The term “fintech” has become a common way to describe any business that uses technology to conduct financial transactions. These days, when you think about fintech, you probably imagine Silicon Valley start-up companies, mobile funding solutions and cryptocurrencies. 

However, the history and evolution of fintech are much broader and more inclusive than that. In fact, you can trace fintech all the way back to — not the Internet, not the 2008 financial crisis — but to the 1850s, shortly before the Civil War! 

“Fintech,” after all, describes the blending of technology and finance to improve upon traditional methods of delivering financial services. That journey started several decades before you could download an app on your phone and make a transaction with the push of a button. 

While many people believe that fintech stands for the replacement of traditional banking, some of the most successful fintech companies have been ones like Plaid and Venmo that have brought greater efficiencies to traditional financiers. 

The graphic below explains some of the key moments in the evolution and expansion of the fintech industry, starting in the 19th century to the present day.

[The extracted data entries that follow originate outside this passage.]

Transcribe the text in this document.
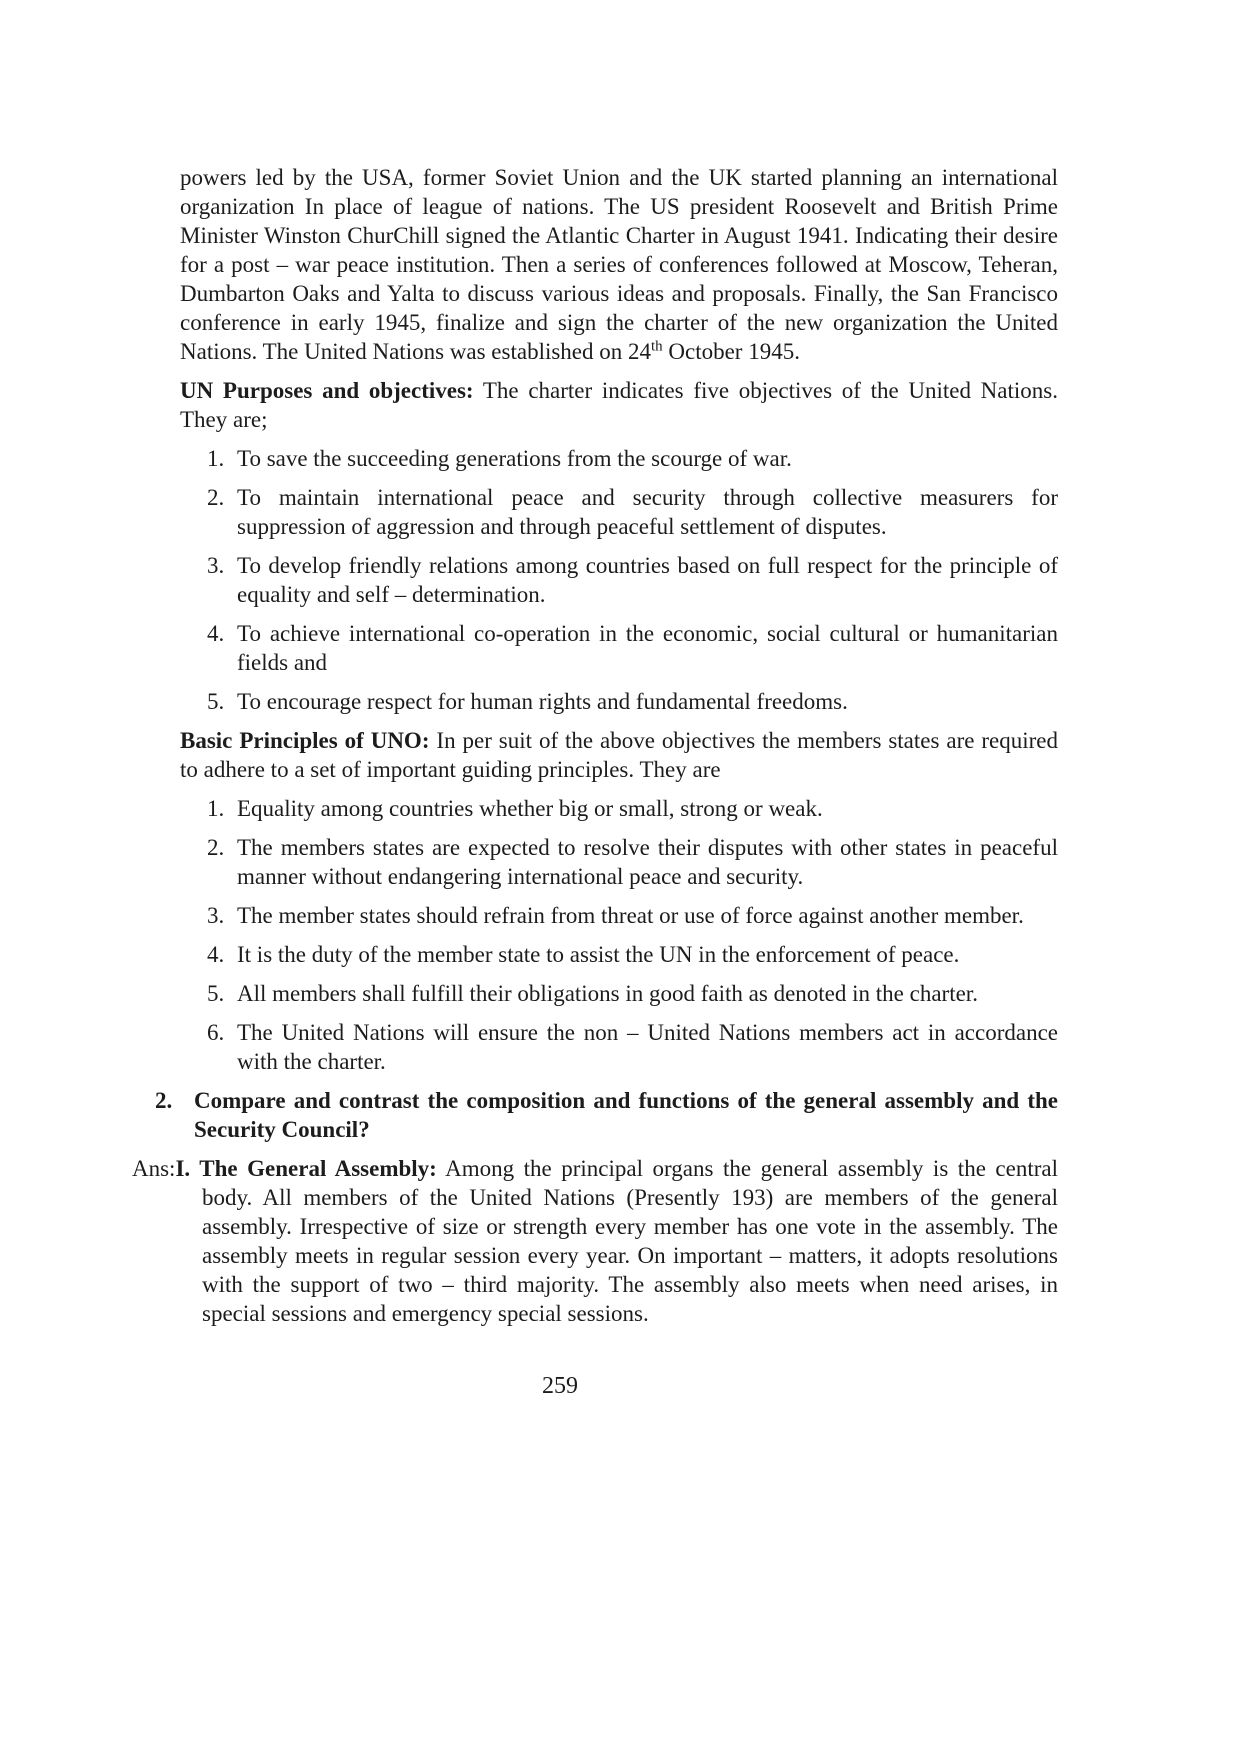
powers led by the USA, former Soviet Union and the UK started planning an international organization In place of league of nations. The US president Roosevelt and British Prime Minister Winston ChurChill signed the Atlantic Charter in August 1941. Indicating their desire for a post – war peace institution. Then a series of conferences followed at Moscow, Teheran, Dumbarton Oaks and Yalta to discuss various ideas and proposals. Finally, the San Francisco conference in early 1945, finalize and sign the charter of the new organization the United Nations. The United Nations was established on 24th October 1945.

UN Purposes and objectives: The charter indicates five objectives of the United Nations. They are;

1. To save the succeeding generations from the scourge of war.
2. To maintain international peace and security through collective measurers for suppression of aggression and through peaceful settlement of disputes.
3. To develop friendly relations among countries based on full respect for the principle of equality and self – determination.
4. To achieve international co-operation in the economic, social cultural or humanitarian fields and
5. To encourage respect for human rights and fundamental freedoms.

Basic Principles of UNO: In per suit of the above objectives the members states are required to adhere to a set of important guiding principles. They are

1. Equality among countries whether big or small, strong or weak.
2. The members states are expected to resolve their disputes with other states in peaceful manner without endangering international peace and security.
3. The member states should refrain from threat or use of force against another member.
4. It is the duty of the member state to assist the UN in the enforcement of peace.
5. All members shall fulfill their obligations in good faith as denoted in the charter.
6. The United Nations will ensure the non – United Nations members act in accordance with the charter.

2. Compare and contrast the composition and functions of the general assembly and the Security Council?

Ans:I. The General Assembly: Among the principal organs the general assembly is the central body. All members of the United Nations (Presently 193) are members of the general assembly. Irrespective of size or strength every member has one vote in the assembly. The assembly meets in regular session every year. On important – matters, it adopts resolutions with the support of two – third majority. The assembly also meets when need arises, in special sessions and emergency special sessions.

259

The Origin of Fintech (1858-1967)  1858 — The first transatlantic cable connects North America and Europe. Queen Victoria and President Jame Buchanan exchange pleasantries via telegraph.  1918 — The Federal Reserve develops Fedwire, enabling it to move funds electronically to member banks.   1950 — The first universal credit card, which could be used at a variety of establishments, is offered by The Diner’s Club Inc.    The Adolescent Years (1967-2008) 1967 — Barclays Bank installs the first automatic teller machine.   1971 — NASDAQ begins operations as the world’s first digital stock exchange.  The 1990s — The rise of the Internet leads to digital banking platforms, giving consumers greater flexibility in managing their money.   1998 — Paypal launches as the first online payment system. The company hands over $3 billion in payments in its first three years.   The Modern Era (2008-today)   2009 — In the midst of the Great Recession, Bitcoin is introduced, followed by other cryptocurrencies fueled by blockchain technology.  2009 — Venmo is launched, allowing customers to transfer money via mobile phones. The company is acquired by PayPal in 2013.   2010 — C2FO enables accelerated payments between its first customers and their suppliers on March 17. The company goes on to become the largest global technology platform for working capital today.   2011 — Google launches Google Wallet, enabling consumers to manage money and make transactions on their smartphones.  2013 — Chime is launched as an all-digital, no-fee alternative to traditional banking. It has since grown to over 8 million account holders.   2013 — Plaid is launched as a platform that connects applications with users’ bank accounts.    2019 — The market experiences a surge in fintech start-ups valued at over $1 billion. Advances in AI and robotic process automation (RPA) enable greater efficiencies and quicker access to cash.    2021 — The fintech market is projected to grow at a 25% annual clip, surpassing $309 billion in valuation by 2022.